Story: Spears was the world’s biggest pop star in the early 2000s, but her downfall began around 2004 when she married rapper and backup dancer Kevin Federline. The damage that their marriage and subsequent divorce did to the superstar’s reputation and mental state was well publicized between 2004 and 2007, but it also killed one of her albums. On New Year’s Eve 2004, Spears made a surprise appearance on the Los Angeles radio station KIIS-FM to premiere the single “Mona Lisa” from her new album, Original Doll. The only problem was the singer didn’t have permission from her label, Jive Records, to unveil the single or reveal the title. Jive responded by shelving Original Doll.
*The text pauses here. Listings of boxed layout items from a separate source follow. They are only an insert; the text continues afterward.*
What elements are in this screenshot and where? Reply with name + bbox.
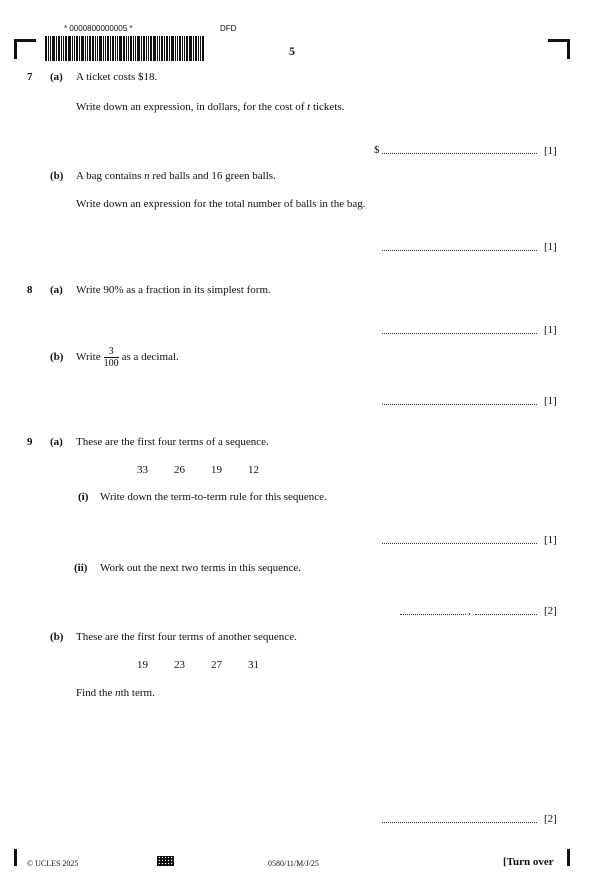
- q9b-sequence: [137, 659, 259, 671]
- barcode-bar: [79, 36, 80, 61]
- barcode-bar: [161, 36, 163, 61]
- sequence-term: 27: [211, 659, 222, 671]
- q7b-answer-line[interactable]: [382, 250, 537, 251]
- q9b-marks: [2]: [544, 813, 557, 825]
- corner-mark-top-left-v: [14, 39, 17, 59]
- barcode-bar: [107, 36, 109, 61]
- barcode-bar: [141, 36, 142, 61]
- q9a-label: (a): [50, 436, 63, 448]
- sequence-term: 19: [211, 464, 222, 476]
- barcode-bar: [130, 36, 132, 61]
- barcode-bar: [92, 36, 94, 61]
- q9aii-marks: [2]: [544, 605, 557, 617]
- barcode-bar: [179, 36, 181, 61]
- q9ai-answer-line[interactable]: [382, 543, 537, 544]
- barcode-bar: [112, 36, 114, 61]
- barcode-bar: [50, 36, 51, 61]
- barcode-bar: [200, 36, 201, 61]
- barcode-bar: [133, 36, 134, 61]
- barcode-bar: [56, 36, 57, 61]
- q9aii-separator: ,: [468, 605, 471, 617]
- barcode-bar: [137, 36, 140, 61]
- barcode-bar: [48, 36, 49, 61]
- q8a-marks: [1]: [544, 324, 557, 336]
- q9b-label: (b): [50, 631, 64, 643]
- barcode-bar: [95, 36, 96, 61]
- barcode-bar: [99, 36, 102, 61]
- q7a-dollar-sign: $: [374, 144, 380, 156]
- barcode-bar: [182, 36, 183, 61]
- barcode-bar: [72, 36, 73, 61]
- barcode-bar: [76, 36, 78, 61]
- barcode-bar: [68, 36, 71, 61]
- q9aii-label: (ii): [74, 562, 88, 574]
- barcode-bar: [175, 36, 176, 61]
- barcode-image: [45, 36, 218, 61]
- corner-mark-top-left-h: [14, 39, 36, 42]
- barcode-bar: [184, 36, 185, 61]
- barcode-bar: [103, 36, 104, 61]
- q8a-label: (a): [50, 284, 63, 296]
- q8a-answer-line[interactable]: [382, 333, 537, 334]
- barcode-bar: [119, 36, 122, 61]
- barcode-bar: [171, 36, 174, 61]
- barcode-bar: [198, 36, 199, 61]
- barcode-bar: [123, 36, 125, 61]
- question-number-9: 9: [27, 436, 33, 448]
- barcode-number: * 0000800000005 *: [64, 24, 133, 33]
- q7b-instruction: Write down an expression for the total number of balls in the bag.: [76, 198, 366, 210]
- page-number: 5: [289, 44, 295, 58]
- dfd-label: DFD: [220, 24, 237, 33]
- barcode-bar: [143, 36, 145, 61]
- barcode-bar: [63, 36, 64, 61]
- question-number-8: 8: [27, 284, 33, 296]
- q9aii-answer-line-2[interactable]: [475, 614, 537, 615]
- q9aii-answer-line-1[interactable]: [400, 614, 466, 615]
- sequence-term: 31: [248, 659, 259, 671]
- corner-mark-bottom-left: [14, 849, 17, 866]
- barcode-bar: [157, 36, 158, 61]
- barcode-bar: [202, 36, 204, 61]
- barcode-bar: [117, 36, 118, 61]
- q7a-answer-line[interactable]: [382, 153, 537, 154]
- barcode-bar: [186, 36, 188, 61]
- sequence-term: 12: [248, 464, 259, 476]
- q9ai-text: Write down the term-to-term rule for this sequence.: [100, 491, 327, 503]
- barcode-bar: [135, 36, 136, 61]
- barcode-bar: [193, 36, 194, 61]
- barcode-bar: [65, 36, 67, 61]
- q9aii-text: Work out the next two terms in this sequence.: [100, 562, 302, 574]
- barcode-bar: [97, 36, 98, 61]
- paper-code: 0580/11/M/J/25: [268, 859, 319, 868]
- q9a-sequence: [137, 464, 259, 476]
- barcode-bar: [58, 36, 60, 61]
- q7a-label: (a): [50, 71, 63, 83]
- barcode-bar: [148, 36, 149, 61]
- barcode-bar: [105, 36, 106, 61]
- q7b-marks: [1]: [544, 241, 557, 253]
- barcode-bar: [61, 36, 62, 61]
- copyright: © UCLES 2025: [27, 859, 79, 868]
- turn-over: [Turn over: [503, 856, 554, 868]
- barcode-bar: [146, 36, 147, 61]
- q7a-text: A ticket costs $18.: [76, 71, 158, 83]
- q8b-text: Write $\frac{3}{100}$ as a decimal.: [76, 345, 179, 369]
- q9b-instruction: Find the nth term.: [76, 687, 155, 699]
- q8b-label: (b): [50, 351, 64, 363]
- barcode-bar: [177, 36, 178, 61]
- q9a-text: These are the first four terms of a sequence.: [76, 436, 269, 448]
- barcode-bar: [74, 36, 75, 61]
- fraction-3-over-100: $\frac{3}{100}$: [103, 345, 119, 369]
- barcode-bar: [126, 36, 127, 61]
- barcode-bar: [89, 36, 91, 61]
- q9ai-label: (i): [78, 491, 89, 503]
- sequence-term: 23: [174, 659, 185, 671]
- barcode-bar: [128, 36, 129, 61]
- q7b-text: A bag contains n red balls and 16 green balls.: [76, 170, 276, 182]
- q9ai-marks: [1]: [544, 534, 557, 546]
- sequence-term: 33: [137, 464, 148, 476]
- barcode-bar: [110, 36, 111, 61]
- q9b-text: These are the first four terms of another sequence.: [76, 631, 297, 643]
- barcode-bar: [150, 36, 152, 61]
- barcode-bar: [169, 36, 170, 61]
- q9b-answer-line[interactable]: [382, 822, 537, 823]
- q7a-instruction: Write down an expression, in dollars, for the cost of t tickets.: [76, 101, 345, 113]
- barcode-bar: [52, 36, 55, 61]
- sequence-term: 19: [137, 659, 148, 671]
- q8a-text: Write 90% as a fraction in its simplest form.: [76, 284, 271, 296]
- corner-mark-top-right-v: [567, 39, 570, 59]
- q7a-marks: [1]: [544, 145, 557, 157]
- barcode-bar: [45, 36, 47, 61]
- corner-mark-bottom-right: [567, 849, 570, 866]
- barcode-bar: [166, 36, 168, 61]
- q8b-marks: [1]: [544, 395, 557, 407]
- q8b-answer-line[interactable]: [382, 404, 537, 405]
- barcode-bar: [189, 36, 192, 61]
- barcode-bar: [81, 36, 84, 61]
- barcode-bar: [85, 36, 86, 61]
- sequence-term: 26: [174, 464, 185, 476]
- barcode-bar: [195, 36, 197, 61]
- barcode-bar: [87, 36, 88, 61]
- qr-code-icon: [157, 856, 174, 866]
- barcode-bar: [115, 36, 116, 61]
- barcode-bar: [153, 36, 156, 61]
- q7b-label: (b): [50, 170, 64, 182]
- barcode-bar: [159, 36, 160, 61]
- question-number-7: 7: [27, 71, 33, 83]
- barcode-bar: [164, 36, 165, 61]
Additional tracks from the Original Doll sessions have emerged on YouTube, but the album remains unreleased.

Artist: Bruce Springsteen

Album: Nebraska, the electric version

Story: Released in 1982, between Springsteen’s massive hits Born in the U.S.A. and The River, Nebraska showed the New Jersey legend’s more haunting side. While his lyrics about small-town life have always been dark and brooding, Nebraska was the first time Springsteen abandoned the sound of his E Street Band for the simple, powerful resonance of folk music. That, however, wasn’t the initial plan. Springsteen’s acoustic demo tapes (recorded on a four-track cassette player in his home) were just supposed to be a blueprint for a full electric version of Nebraska. But when Springsteen listened to the E Street Band’s lush recordings of his songs about down-on-their-luck blue-collar workers, he and his producers decided that the acoustic guitar-driven demos should be the album instead. Though Springsteen has downplayed rumors of the unreleased electric version for years, in 2010 his longtime drummer, Max Weinberg, confirmed that the E Street Band’s version of Nebraska does, in fact, exist.